Compte tenu de toutes les considérations qui précèdent, il existe un risque de confusion dans l’esprit du public.
Par conséquent, l’opposition est fondée sur la base de l’enregistrement de la marque française no 3 050 634 de l’opposante. Il s’ensuit que la marque contestée doit être rejetée pour l’ensemble des produits contestés.
FRAIS
Conformément à l’article 109, paragraphe 1, du RMUE, la partie perdante dans une procédure d’opposition doit supporter les taxes et frais exposés par l’autre partie.
La demanderesse étant la partie perdante, elle doit supporter la taxe d’opposition ainsi que les frais exposés par l’opposante aux fins de la présente procédure.
Conformément à l’article 109, paragraphe 1 et (7) du RMUE et à l’article 18, paragraphe 1, point c) i), du REMUE, les frais à payer à l’opposante sont la taxe d’opposition et les frais de représentation, qui sont fixés sur la base du taux maximal qui y est fixé.

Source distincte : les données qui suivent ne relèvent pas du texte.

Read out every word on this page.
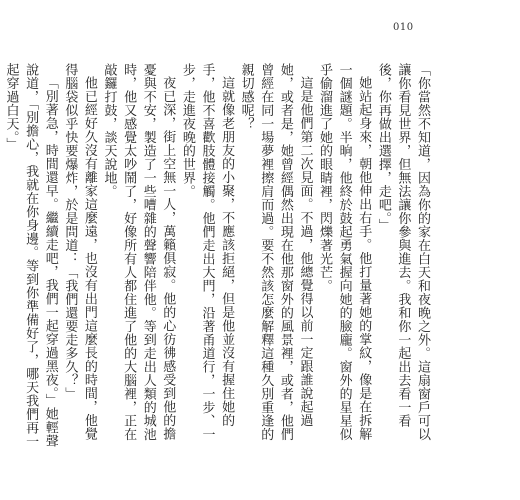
010

「你當然不知道，因為你的家在白天和夜晚之外。這扇窗戶可以讓你看見世界，但無法讓你參與進去。我和你一起出去看一看後，你再做出選擇，走吧。」

她站起身來，朝他伸出右手。他打量著她的掌紋，像是在拆解一個謎題。半晌，他終於鼓起勇氣握向她的臉龐。窗外的星星似乎偷溜進了她的眼睛裡，閃爍著光芒。

這是他們第二次見面。不過，他總覺得以前一定跟誰說起過她，或者是，她曾經偶然出現在他那窗外的風景裡，或者，他們曾經在同一場夢裡擦肩而過。要不然該怎麼解釋這種久別重逢的親切感呢？

這就像老朋友的小聚，不應該拒絕，但是他並沒有握住她的手，他不喜歡肢體接觸。他們走出大門，沿著甬道行，一步、一步，走進夜晚的世界。

夜已深，街上空無一人，萬籟俱寂。他的心彷彿感受到他的擔憂與不安，製造了一些嘈雜的聲響陪伴他。等到走出人類的城池時，他又感覺太吵鬧了，好像所有人都住進了他的大腦裡，正在敲鑼打鼓，談天說地。

他已經好久沒有離家這麼遠，也沒有出門這麼長的時間，他覺得腦袋似乎快要爆炸，於是問道：「我們還要走多久？」

「別著急，時間還早。繼續走吧，我們一起穿過黑夜。」她輕聲說道，「別擔心，我就在你身邊。等到你準備好了，哪天我們再一起穿過白天。」
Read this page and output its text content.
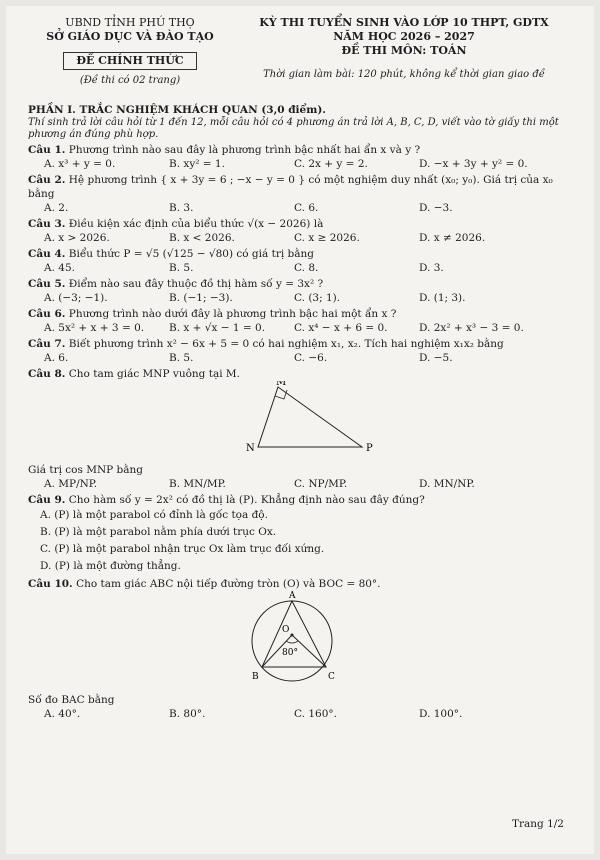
UBND TỈNH PHÚ THỌ
SỞ GIÁO DỤC VÀ ĐÀO TẠO
ĐỀ CHÍNH THỨC
(Đề thi có 02 trang)
KỲ THI TUYỂN SINH VÀO LỚP 10 THPT, GDTX
NĂM HỌC 2026 – 2027
ĐỀ THI MÔN: TOÁN
Thời gian làm bài: 120 phút, không kể thời gian giao đề
PHẦN I. TRẮC NGHIỆM KHÁCH QUAN (3,0 điểm).
Thí sinh trả lời câu hỏi từ 1 đến 12, mỗi câu hỏi có 4 phương án trả lời A, B, C, D, viết vào tờ giấy thi một phương án đúng phù hợp.
Câu 1. Phương trình nào sau đây là phương trình bậc nhất hai ẩn x và y ?
A. x³ + y = 0.	B. xy² = 1.	C. 2x + y = 2.	D. −x + 3y + y² = 0.
Câu 2. Hệ phương trình { x + 3y = 6 ; −x − y = 0 } có một nghiệm duy nhất (x₀; y₀). Giá trị của x₀ bằng
A. 2.	B. 3.	C. 6.	D. −3.
Câu 3. Điều kiện xác định của biểu thức √(x − 2026) là
A. x > 2026.	B. x < 2026.	C. x ≥ 2026.	D. x ≠ 2026.
Câu 4. Biểu thức P = √5 (√125 − √80) có giá trị bằng
A. 45.	B. 5.	C. 8.	D. 3.
Câu 5. Điểm nào sau đây thuộc đồ thị hàm số y = 3x² ?
A. (−3; −1).	B. (−1; −3).	C. (3; 1).	D. (1; 3).
Câu 6. Phương trình nào dưới đây là phương trình bậc hai một ẩn x ?
A. 5x² + x + 3 = 0.	B. x + √x − 1 = 0.	C. x⁴ − x + 6 = 0.	D. 2x² + x³ − 3 = 0.
Câu 7. Biết phương trình x² − 6x + 5 = 0 có hai nghiệm x₁, x₂. Tích hai nghiệm x₁x₂ bằng
A. 6.	B. 5.	C. −6.	D. −5.
Câu 8. Cho tam giác MNP vuông tại M.
M
N	P
Giá trị cos MNP bằng
A. MP/NP.	B. MN/MP.	C. NP/MP.	D. MN/NP.
Câu 9. Cho hàm số y = 2x² có đồ thị là (P). Khẳng định nào sau đây đúng?
A. (P) là một parabol có đỉnh là gốc tọa độ.
B. (P) là một parabol nằm phía dưới trục Ox.
C. (P) là một parabol nhận trục Ox làm trục đối xứng.
D. (P) là một đường thẳng.
Câu 10. Cho tam giác ABC nội tiếp đường tròn (O) và BOC = 80°.
A
O
B	C
80°
Số đo BAC bằng
A. 40°.	B. 80°.	C. 160°.	D. 100°.
Trang 1/2
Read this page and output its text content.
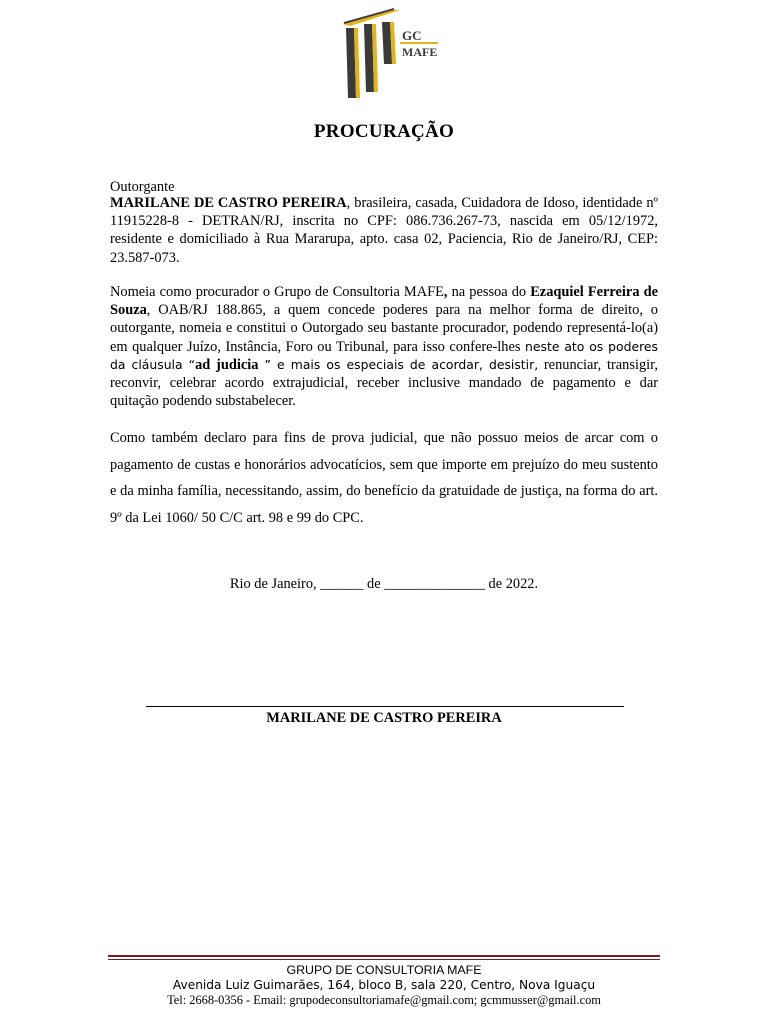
GC
MAFE
PROCURAÇÃO

Outorgante

MARILANE DE CASTRO PEREIRA, brasileira, casada, Cuidadora de Idoso, identidade nº 11915228-8 - DETRAN/RJ, inscrita no CPF: 086.736.267-73, nascida em 05/12/1972, residente e domiciliado à Rua Mararupa, apto. casa 02, Paciencia, Rio de Janeiro/RJ, CEP: 23.587-073.

Nomeia como procurador o Grupo de Consultoria MAFE, na pessoa do Ezaquiel Ferreira de Souza, OAB/RJ 188.865, a quem concede poderes para na melhor forma de direito, o outorgante, nomeia e constitui o Outorgado seu bastante procurador, podendo representá-lo(a) em qualquer Juízo, Instância, Foro ou Tribunal, para isso confere-lhes neste ato os poderes da cláusula “ad judicia ” e mais os especiais de acordar, desistir, renunciar, transigir, reconvir, celebrar acordo extrajudicial, receber inclusive mandado de pagamento e dar quitação podendo substabelecer.

Como também declaro para fins de prova judicial, que não possuo meios de arcar com o pagamento de custas e honorários advocatícios, sem que importe em prejuízo do meu sustento e da minha família, necessitando, assim, do benefício da gratuidade de justiça, na forma do art. 9º da Lei 1060/ 50 C/C art. 98 e 99 do CPC.

Rio de Janeiro, ______ de ______________ de 2022.
MARILANE DE CASTRO PEREIRA
GRUPO DE CONSULTORIA MAFE
Avenida Luiz Guimarães, 164, bloco B, sala 220, Centro, Nova Iguaçu
Tel: 2668-0356 - Email: grupodeconsultoriamafe@gmail.com; gcmmusser@gmail.com
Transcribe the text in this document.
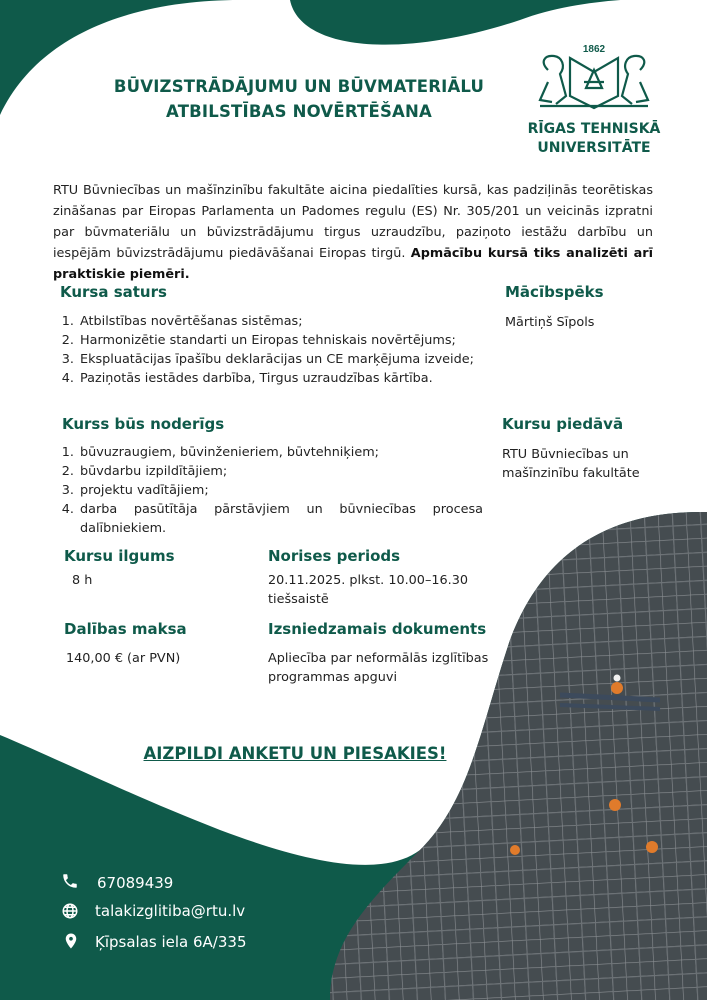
1862
BŪVIZSTRĀDĀJUMU UN BŪVMATERIĀLU
ATBILSTĪBAS NOVĒRTĒŠANA
RĪGAS TEHNISKĀ
UNIVERSITĀTE
RTU Būvniecības un mašīnzinību fakultāte aicina piedalīties kursā, kas padziļinās teorētiskas zināšanas par Eiropas Parlamenta un Padomes regulu (ES) Nr. 305/201 un veicinās izpratni par būvmateriālu un būvizstrādājumu tirgus uzraudzību, paziņoto iestāžu darbību un iespējām būvizstrādājumu piedāvāšanai Eiropas tirgū. Apmācību kursā tiks analizēti arī praktiskie piemēri.
Kursa saturs
1. Atbilstības novērtēšanas sistēmas;
2. Harmonizētie standarti un Eiropas tehniskais novērtējums;
3. Ekspluatācijas īpašību deklarācijas un CE marķējuma izveide;
4. Paziņotās iestādes darbība, Tirgus uzraudzības kārtība.
Mācībspēks
Mārtiņš Sīpols
Kurss būs noderīgs
1. būvuzraugiem, būvinženieriem, būvtehniķiem;
2. būvdarbu izpildītājiem;
3. projektu vadītājiem;
4. darba pasūtītāja pārstāvjiem un būvniecības procesa dalībniekiem.
Kursu piedāvā
RTU Būvniecības un
mašīnzinību fakultāte
Kursu ilgums
8 h
Norises periods
20.11.2025. plkst. 10.00–16.30
tiešsaistē
Dalības maksa
140,00 € (ar PVN)
Izsniedzamais dokuments
Apliecība par neformālās izglītības
programmas apguvi
AIZPILDI ANKETU UN PIESAKIES!
67089439
talakizglitiba@rtu.lv
Ķīpsalas iela 6A/335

De la division d’opposition
Loreto Urraca LUQUE Katarzyna ZYGMUNT Meglena BENOVA
Décision sur l’opposition no B 3 151 040 Page sur 8 8
Conformément à l’article 67 du RMUE, toute partie peut recourir contre cette décision pour autant que cette dernière n’ait pas fait droit à ses prétentions. Conformément à l’article 68 du RMUE, le recours doit être formé par écrit auprès de l’Office dans un délai de deux mois à compter du jour de la notification de la présente décision. L’acte de recours est déposé dans la langue de procédure de la décision attaquée. En outre, un mémoire exposant les motifs du recours doit être déposé par écrit dans un délai de quatre mois à compter de cette date. Le recours n’est considéré comme formé qu’après paiement de la taxe de recours d’un montant de 720 EUR.